* * * * *
In the servants’ quarters Roman, a more or less dissolute peasant, thinks it his duty to look after the morals of the women servants.
* * * * *
A large fat barmaid—a cross between a pig and white sturgeon.
* * * * *
At Malo-Bronnaya (a street in Moscow). A little girl who has never been in the country feels it and raves about it, speaks about jackdaws, crows and colts, imagining parks and birds on trees.
* * * * *
Two young officers in stays.
* * * * *
A certain captain taught his daughter the art of fortification.
* * * * *
New literary forms always produce new forms of life and that is why they are so revolting to the conservative human mind.
* * * * *
A neurasthenic undergraduate comes home to a lonely country-house, reads French monologues, and finds them stupid.
* * * * *
People love talking of their diseases, although they are the most uninteresting things in their lives.
* * * * *
An official, who wore the portrait of the Governor’s wife, lent money on interest; he secretly becomes rich.
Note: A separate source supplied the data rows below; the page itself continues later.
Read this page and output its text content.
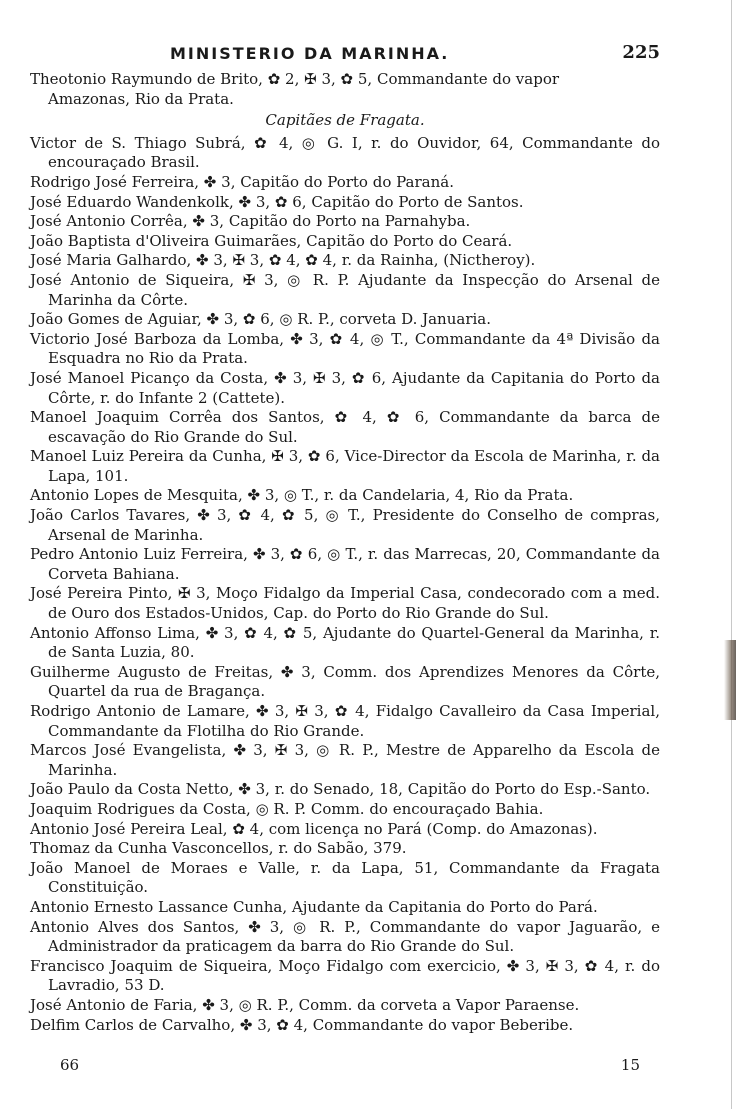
MINISTERIO DA MARINHA.	225
Theotonio Raymundo de Brito, ✿ 2, ✠ 3, ✿ 5, Commandante do vapor
Amazonas, Rio da Prata.
Capitães de Fragata.
Victor de S. Thiago Subrá, ✿ 4, ◎ G. I, r. do Ouvidor, 64, Commandante do encouraçado Brasil.
Rodrigo José Ferreira, ✤ 3, Capitão do Porto do Paraná.
José Eduardo Wandenkolk, ✤ 3, ✿ 6, Capitão do Porto de Santos.
José Antonio Corrêa, ✤ 3, Capitão do Porto na Parnahyba.
João Baptista d'Oliveira Guimarães, Capitão do Porto do Ceará.
José Maria Galhardo, ✤ 3, ✠ 3, ✿ 4, ✿ 4, r. da Rainha, (Nictheroy).
José Antonio de Siqueira, ✠ 3, ◎ R. P. Ajudante da Inspecção do Arsenal de Marinha da Côrte.
João Gomes de Aguiar, ✤ 3, ✿ 6, ◎ R. P., corveta D. Januaria.
Victorio José Barboza da Lomba, ✤ 3, ✿ 4, ◎ T., Commandante da 4ª Divisão da Esquadra no Rio da Prata.
José Manoel Picanço da Costa, ✤ 3, ✠ 3, ✿ 6, Ajudante da Capitania do Porto da Côrte, r. do Infante 2 (Cattete).
Manoel Joaquim Corrêa dos Santos, ✿ 4, ✿ 6, Commandante da barca de escavação do Rio Grande do Sul.
Manoel Luiz Pereira da Cunha, ✠ 3, ✿ 6, Vice-Director da Escola de Marinha, r. da Lapa, 101.
Antonio Lopes de Mesquita, ✤ 3, ◎ T., r. da Candelaria, 4, Rio da Prata.
João Carlos Tavares, ✤ 3, ✿ 4, ✿ 5, ◎ T., Presidente do Conselho de compras, Arsenal de Marinha.
Pedro Antonio Luiz Ferreira, ✤ 3, ✿ 6, ◎ T., r. das Marrecas, 20, Commandante da Corveta Bahiana.
José Pereira Pinto, ✠ 3, Moço Fidalgo da Imperial Casa, condecorado com a med. de Ouro dos Estados-Unidos, Cap. do Porto do Rio Grande do Sul.
Antonio Affonso Lima, ✤ 3, ✿ 4, ✿ 5, Ajudante do Quartel-General da Marinha, r. de Santa Luzia, 80.
Guilherme Augusto de Freitas, ✤ 3, Comm. dos Aprendizes Menores da Côrte, Quartel da rua de Bragança.
Rodrigo Antonio de Lamare, ✤ 3, ✠ 3, ✿ 4, Fidalgo Cavalleiro da Casa Imperial, Commandante da Flotilha do Rio Grande.
Marcos José Evangelista, ✤ 3, ✠ 3, ◎ R. P., Mestre de Apparelho da Escola de Marinha.
João Paulo da Costa Netto, ✤ 3, r. do Senado, 18, Capitão do Porto do Esp.-Santo.
Joaquim Rodrigues da Costa, ◎ R. P. Comm. do encouraçado Bahia.
Antonio José Pereira Leal, ✿ 4, com licença no Pará (Comp. do Amazonas).
Thomaz da Cunha Vasconcellos, r. do Sabão, 379.
João Manoel de Moraes e Valle, r. da Lapa, 51, Commandante da Fragata Constituição.
Antonio Ernesto Lassance Cunha, Ajudante da Capitania do Porto do Pará.
Antonio Alves dos Santos, ✤ 3, ◎ R. P., Commandante do vapor Jaguarão, e Administrador da praticagem da barra do Rio Grande do Sul.
Francisco Joaquim de Siqueira, Moço Fidalgo com exercicio, ✤ 3, ✠ 3, ✿ 4, r. do Lavradio, 53 D.
José Antonio de Faria, ✤ 3, ◎ R. P., Comm. da corveta a Vapor Paraense.
Delfim Carlos de Carvalho, ✤ 3, ✿ 4, Commandante do vapor Beberibe.
66	15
The late Governor’s wife, whose portrait he has worn for fourteen years, now lives in a suburb, a poor widow; her son gets into trouble and she needs 4,000 roubles. She goes to the official, and he listens to her with a bored look and says: “I can’t do anything for you, my lady.”
* * * * *
Women deprived of the company of men pine, men deprived of the company of women become stupid.